For managing the risk of domoic acid, monitoring the water column for domoic acid content is beyond the scope of current technologies.
Unfortunately, P. multiseries which produces the toxin and P. pungens (which does not produce significant amounts of the toxin) are virtually identical under the standard light microscope. Therefore, a current means to identify the toxic species from non-toxic is by the scanning electron microscope (SEM), a method that magnifies cells about 20,000 times.
An important step in managing toxic blooms is to be able to identify species of algae.How can you tell which is which? With the Scanning Electron Microscope (SEM), fine detail in the structures in these organisms can be seen (we are looking at only one-half of the silicate shell of the diatom. Both parts fit together like a box with a lid). Under high magnification, more detail becomes apparent as we look down between the "ribs" or striae, in the photomicrograph.

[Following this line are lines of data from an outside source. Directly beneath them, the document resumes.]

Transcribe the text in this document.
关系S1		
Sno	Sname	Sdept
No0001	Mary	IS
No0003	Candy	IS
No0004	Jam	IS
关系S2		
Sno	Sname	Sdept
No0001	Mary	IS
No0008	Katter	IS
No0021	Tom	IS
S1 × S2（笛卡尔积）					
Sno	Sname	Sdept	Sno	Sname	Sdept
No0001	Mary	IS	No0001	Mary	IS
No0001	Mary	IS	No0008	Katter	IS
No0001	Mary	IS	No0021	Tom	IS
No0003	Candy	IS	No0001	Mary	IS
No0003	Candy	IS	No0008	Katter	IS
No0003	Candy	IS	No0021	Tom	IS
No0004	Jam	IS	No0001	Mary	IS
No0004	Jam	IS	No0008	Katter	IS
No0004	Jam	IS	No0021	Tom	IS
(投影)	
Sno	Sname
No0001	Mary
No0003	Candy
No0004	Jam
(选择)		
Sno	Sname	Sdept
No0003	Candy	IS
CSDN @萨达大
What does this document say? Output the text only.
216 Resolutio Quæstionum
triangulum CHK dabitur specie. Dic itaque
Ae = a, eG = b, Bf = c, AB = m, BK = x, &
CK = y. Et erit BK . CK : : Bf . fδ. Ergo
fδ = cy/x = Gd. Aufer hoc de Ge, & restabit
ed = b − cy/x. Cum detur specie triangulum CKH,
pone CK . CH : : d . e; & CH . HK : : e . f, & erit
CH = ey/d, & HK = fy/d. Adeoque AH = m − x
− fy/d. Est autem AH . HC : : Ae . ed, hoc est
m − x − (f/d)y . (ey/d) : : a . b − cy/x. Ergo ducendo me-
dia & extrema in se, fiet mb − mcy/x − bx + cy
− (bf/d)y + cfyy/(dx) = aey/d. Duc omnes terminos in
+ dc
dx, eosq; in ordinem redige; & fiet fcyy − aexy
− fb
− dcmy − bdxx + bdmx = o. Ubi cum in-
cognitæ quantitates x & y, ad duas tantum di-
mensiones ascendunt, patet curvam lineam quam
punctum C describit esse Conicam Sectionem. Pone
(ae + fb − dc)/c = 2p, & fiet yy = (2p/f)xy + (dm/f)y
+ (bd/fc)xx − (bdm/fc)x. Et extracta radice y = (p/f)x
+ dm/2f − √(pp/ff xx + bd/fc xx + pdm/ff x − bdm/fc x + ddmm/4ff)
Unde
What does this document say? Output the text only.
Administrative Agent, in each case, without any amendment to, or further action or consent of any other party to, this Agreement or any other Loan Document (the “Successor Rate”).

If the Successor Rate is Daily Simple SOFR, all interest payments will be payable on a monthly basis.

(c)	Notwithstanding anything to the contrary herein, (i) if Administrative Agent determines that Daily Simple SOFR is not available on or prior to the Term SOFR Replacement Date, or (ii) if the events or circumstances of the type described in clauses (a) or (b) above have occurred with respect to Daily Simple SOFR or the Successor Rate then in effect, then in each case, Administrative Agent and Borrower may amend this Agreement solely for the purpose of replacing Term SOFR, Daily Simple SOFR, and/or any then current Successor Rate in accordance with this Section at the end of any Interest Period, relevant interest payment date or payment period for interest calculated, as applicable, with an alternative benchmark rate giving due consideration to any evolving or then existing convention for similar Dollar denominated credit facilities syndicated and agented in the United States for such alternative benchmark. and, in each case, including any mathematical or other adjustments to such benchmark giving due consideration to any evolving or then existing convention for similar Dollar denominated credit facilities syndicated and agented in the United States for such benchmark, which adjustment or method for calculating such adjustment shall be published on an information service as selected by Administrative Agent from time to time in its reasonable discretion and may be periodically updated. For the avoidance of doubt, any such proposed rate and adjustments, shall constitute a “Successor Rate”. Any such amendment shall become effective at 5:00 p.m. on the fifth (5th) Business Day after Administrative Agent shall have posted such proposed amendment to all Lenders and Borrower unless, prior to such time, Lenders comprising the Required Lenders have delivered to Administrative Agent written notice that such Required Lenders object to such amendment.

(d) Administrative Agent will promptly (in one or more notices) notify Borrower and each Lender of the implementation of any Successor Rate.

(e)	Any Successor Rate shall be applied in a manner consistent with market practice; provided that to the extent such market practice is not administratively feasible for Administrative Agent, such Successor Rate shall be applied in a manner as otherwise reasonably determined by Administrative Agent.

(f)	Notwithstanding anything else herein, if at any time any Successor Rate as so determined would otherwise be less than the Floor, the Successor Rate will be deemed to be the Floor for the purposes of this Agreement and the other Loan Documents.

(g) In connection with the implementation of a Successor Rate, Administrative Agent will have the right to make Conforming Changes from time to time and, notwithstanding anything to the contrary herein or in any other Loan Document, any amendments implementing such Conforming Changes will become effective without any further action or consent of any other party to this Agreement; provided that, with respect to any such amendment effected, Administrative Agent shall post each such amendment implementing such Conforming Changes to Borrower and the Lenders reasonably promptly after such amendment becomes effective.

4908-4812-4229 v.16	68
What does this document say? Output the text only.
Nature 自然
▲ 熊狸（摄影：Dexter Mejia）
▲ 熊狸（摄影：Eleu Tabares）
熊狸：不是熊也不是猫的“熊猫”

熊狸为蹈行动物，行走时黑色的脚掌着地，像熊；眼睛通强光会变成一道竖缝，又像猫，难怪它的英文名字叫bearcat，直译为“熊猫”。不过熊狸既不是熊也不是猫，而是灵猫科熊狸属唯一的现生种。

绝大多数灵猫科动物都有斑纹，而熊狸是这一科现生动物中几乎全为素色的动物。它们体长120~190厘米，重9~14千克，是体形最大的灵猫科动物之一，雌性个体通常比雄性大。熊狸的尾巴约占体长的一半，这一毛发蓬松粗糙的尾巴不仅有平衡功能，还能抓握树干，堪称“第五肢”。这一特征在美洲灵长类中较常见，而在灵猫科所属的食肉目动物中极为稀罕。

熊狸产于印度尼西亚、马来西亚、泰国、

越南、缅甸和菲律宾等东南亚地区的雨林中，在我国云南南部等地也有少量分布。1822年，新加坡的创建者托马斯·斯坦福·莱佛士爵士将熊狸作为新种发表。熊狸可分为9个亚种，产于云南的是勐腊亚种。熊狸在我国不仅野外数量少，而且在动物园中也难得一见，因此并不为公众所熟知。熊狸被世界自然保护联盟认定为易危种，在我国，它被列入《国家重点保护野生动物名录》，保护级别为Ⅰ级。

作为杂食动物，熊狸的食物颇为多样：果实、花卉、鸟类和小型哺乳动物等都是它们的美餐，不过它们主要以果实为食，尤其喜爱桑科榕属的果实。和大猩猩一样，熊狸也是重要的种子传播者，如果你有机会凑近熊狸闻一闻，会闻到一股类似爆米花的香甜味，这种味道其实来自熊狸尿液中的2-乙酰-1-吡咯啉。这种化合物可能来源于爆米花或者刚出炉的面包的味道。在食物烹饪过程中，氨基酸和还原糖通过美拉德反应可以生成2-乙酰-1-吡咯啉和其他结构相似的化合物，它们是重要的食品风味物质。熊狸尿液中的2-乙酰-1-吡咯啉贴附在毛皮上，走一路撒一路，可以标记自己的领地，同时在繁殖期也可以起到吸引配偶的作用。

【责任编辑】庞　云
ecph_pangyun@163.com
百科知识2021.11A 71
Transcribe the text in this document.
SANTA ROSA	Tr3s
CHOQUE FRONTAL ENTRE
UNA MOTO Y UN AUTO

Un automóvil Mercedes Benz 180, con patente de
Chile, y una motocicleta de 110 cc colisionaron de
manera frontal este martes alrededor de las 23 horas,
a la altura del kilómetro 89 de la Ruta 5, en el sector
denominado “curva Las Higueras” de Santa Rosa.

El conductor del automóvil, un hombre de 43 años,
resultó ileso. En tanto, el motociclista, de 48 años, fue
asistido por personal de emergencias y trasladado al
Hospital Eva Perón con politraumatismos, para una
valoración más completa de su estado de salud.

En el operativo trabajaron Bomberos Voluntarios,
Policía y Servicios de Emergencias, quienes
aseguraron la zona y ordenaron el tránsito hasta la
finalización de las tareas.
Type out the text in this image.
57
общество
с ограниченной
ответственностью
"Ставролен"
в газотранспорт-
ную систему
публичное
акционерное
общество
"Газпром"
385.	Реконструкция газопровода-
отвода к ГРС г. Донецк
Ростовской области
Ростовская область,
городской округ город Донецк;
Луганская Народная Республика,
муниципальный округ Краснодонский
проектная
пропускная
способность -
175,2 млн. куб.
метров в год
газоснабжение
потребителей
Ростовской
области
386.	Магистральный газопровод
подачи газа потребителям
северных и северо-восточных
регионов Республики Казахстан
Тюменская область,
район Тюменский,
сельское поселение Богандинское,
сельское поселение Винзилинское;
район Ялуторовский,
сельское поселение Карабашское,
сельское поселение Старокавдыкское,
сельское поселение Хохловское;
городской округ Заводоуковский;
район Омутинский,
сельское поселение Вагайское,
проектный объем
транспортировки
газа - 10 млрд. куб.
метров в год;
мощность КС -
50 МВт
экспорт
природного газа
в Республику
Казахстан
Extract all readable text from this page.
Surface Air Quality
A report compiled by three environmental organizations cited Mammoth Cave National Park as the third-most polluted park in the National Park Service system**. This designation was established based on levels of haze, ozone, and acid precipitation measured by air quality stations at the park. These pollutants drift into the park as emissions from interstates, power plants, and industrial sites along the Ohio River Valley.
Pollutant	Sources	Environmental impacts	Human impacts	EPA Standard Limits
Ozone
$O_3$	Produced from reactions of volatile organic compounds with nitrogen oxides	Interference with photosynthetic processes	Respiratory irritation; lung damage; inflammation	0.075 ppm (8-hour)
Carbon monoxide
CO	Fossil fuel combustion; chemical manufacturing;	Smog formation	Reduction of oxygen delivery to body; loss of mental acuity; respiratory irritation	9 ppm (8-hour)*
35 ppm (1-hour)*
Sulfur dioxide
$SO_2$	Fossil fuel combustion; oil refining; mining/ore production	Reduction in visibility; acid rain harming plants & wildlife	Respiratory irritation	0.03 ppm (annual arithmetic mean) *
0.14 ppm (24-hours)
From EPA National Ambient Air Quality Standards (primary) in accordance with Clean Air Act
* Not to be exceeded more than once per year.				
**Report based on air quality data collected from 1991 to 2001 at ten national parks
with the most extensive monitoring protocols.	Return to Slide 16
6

The SEM below show three species of Pseudo-nitzschia: (1) pseudodelicatissima, found in a recent record-setting toxic Pacific Northwest bloom; (2) multiseries; and (3) pungens. Notice the small pores between the striae. In order to identify and differentiate between some species of this diatom, for example between P. pungens and P. multiseries, examination of these pores is necessary. Note that pseudodelicatissima has just 1 row of square pores between its striae (rib-like structures); multiseries has 3 to 4 rows; and pungens has 2 to 3 rows, with larger pores than multiseries. A magnification bar equivalent to 2 microns is shown in the first photo. One thousand microns equal one millimeter.